К тому времени Четвертую Германию уже нельзя было, не погрешив против точности, описать словами «дом призрения на шлаковом отвале». В пришедшуюся на мое отрочество пору гиперинфляции деньги сохраняли свою текущую номинальную стоимость лишь на протяжении нескольких часов (в день зарплаты все разбегались по магазинам и лавкам, чтобы закупиться на неделю, а то и на месяц, и делали это безотлагательно); напротив, в послевоенный период деньги ничего не стоили с самого начала. Решением этой проблемы была, как водится, замена банкноты. Проведенная 20 июня реформа валюты положила конец Zigaretten Wirtschaft[112] – состоянию дел, при котором «Лаки Страйк» были слишком большой ценностью, чтобы их еще и курить, – и привела к возникновению Soziale Marktwirtschaft[113], или свободного рынка (ни рационирования, ни регулирования цен). И дело пошло на лад.
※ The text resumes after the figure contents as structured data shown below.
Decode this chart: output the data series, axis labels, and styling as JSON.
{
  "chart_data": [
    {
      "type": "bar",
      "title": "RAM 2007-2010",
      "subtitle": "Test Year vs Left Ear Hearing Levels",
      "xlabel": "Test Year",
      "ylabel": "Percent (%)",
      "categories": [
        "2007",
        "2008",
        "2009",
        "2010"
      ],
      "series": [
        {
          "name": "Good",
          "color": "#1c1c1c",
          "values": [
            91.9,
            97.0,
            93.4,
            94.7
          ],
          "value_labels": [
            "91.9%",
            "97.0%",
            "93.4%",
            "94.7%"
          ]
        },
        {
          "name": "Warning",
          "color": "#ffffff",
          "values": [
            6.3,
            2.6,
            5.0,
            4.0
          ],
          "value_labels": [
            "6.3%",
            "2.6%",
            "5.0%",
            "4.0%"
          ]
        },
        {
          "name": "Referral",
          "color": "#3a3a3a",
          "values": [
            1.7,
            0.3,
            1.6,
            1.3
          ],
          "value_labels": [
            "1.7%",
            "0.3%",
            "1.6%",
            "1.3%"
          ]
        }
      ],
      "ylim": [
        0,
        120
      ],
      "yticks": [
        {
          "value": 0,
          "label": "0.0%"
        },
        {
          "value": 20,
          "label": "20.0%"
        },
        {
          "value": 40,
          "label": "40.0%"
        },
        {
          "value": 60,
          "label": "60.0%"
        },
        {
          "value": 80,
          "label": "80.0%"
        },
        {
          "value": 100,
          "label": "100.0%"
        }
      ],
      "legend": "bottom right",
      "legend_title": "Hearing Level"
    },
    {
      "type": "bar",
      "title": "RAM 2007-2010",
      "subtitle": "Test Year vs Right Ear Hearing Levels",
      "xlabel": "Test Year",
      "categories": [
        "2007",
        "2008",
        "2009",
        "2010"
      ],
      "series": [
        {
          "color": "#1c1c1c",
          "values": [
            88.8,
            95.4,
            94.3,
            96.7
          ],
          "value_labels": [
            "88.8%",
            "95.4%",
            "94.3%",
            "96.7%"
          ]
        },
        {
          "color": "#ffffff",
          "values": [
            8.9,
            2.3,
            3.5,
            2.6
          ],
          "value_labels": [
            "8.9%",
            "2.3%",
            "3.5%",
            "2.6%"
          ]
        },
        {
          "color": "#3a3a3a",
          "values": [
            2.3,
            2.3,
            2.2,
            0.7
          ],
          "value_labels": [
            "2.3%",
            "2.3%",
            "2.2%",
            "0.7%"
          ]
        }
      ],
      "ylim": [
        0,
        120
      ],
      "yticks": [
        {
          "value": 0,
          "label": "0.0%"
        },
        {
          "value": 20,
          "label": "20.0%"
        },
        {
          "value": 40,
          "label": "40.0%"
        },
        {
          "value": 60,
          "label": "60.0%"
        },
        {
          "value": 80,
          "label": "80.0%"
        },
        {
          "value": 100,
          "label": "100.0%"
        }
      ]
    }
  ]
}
Проникшись донкихотским духом того лета, я купил автомобиль, грязный старый «торнакс» (его почерневшая заводная ручка всякий раз, как я за нее брался, а делать это приходилось часто, наводила меня на мысль о разломанной свастике), и смело покатил на юго-восток. Цель? Цель состояла в том, чтобы поближе подобраться к концу надежды – исчерпать ее и попробовать от нее избавиться. Я стал спокойнее, старше, седее (волосы и глаза мои выцветали), однако пожаловаться на телесное здоровье не мог, мне нравилось переводить для американцев (а работа pro bono[114], которой я отдавал свободное время, захватывала меня неподдельно), я обзавелся друзьями и даже подругами, меня можно было встретить на работе, в гарнизонном магазине, в ресторане, в кабаре, в кино. Однако выстроить для себя приемлемую внутреннюю жизнь мне не удавалось. Мои коллеги по OMGUS часто повторяли, что новым гимном Германии стало «Ich Wusste Nichts Uber Es» («Я ничего об этом не знал»), тем не менее все немцы той поры, медленно приходившие в себя после Vernichtungskrieg и Endlosung[115], предположительно становились другими, лучшими людьми. Я тоже стал другим и все-таки выстроить независимую, самодостаточную внутреннюю жизнь не мог. Возможно, впрочем, что это было всеобщей и великой национальной катастрофой (которую я, по крайней мере, не пытался облегчить для себя, «присоединившись» к чему-либо). Заглядывая в мою душу, я видел лишь разбавленное молоко одиночества. В Кат-Зет я, как и любой преступник, ощущал свою удвоенность (это я, но также и не я; а вот это опять я); после войны я чувствовал ополовиненность. И, утешаясь воспоминаниями о Ханне (постоянное мое занятие), я не чувствовал себя обиженным героем незаконченного рассказа. Я чувствовал себя героем рассказа почти и не начатого.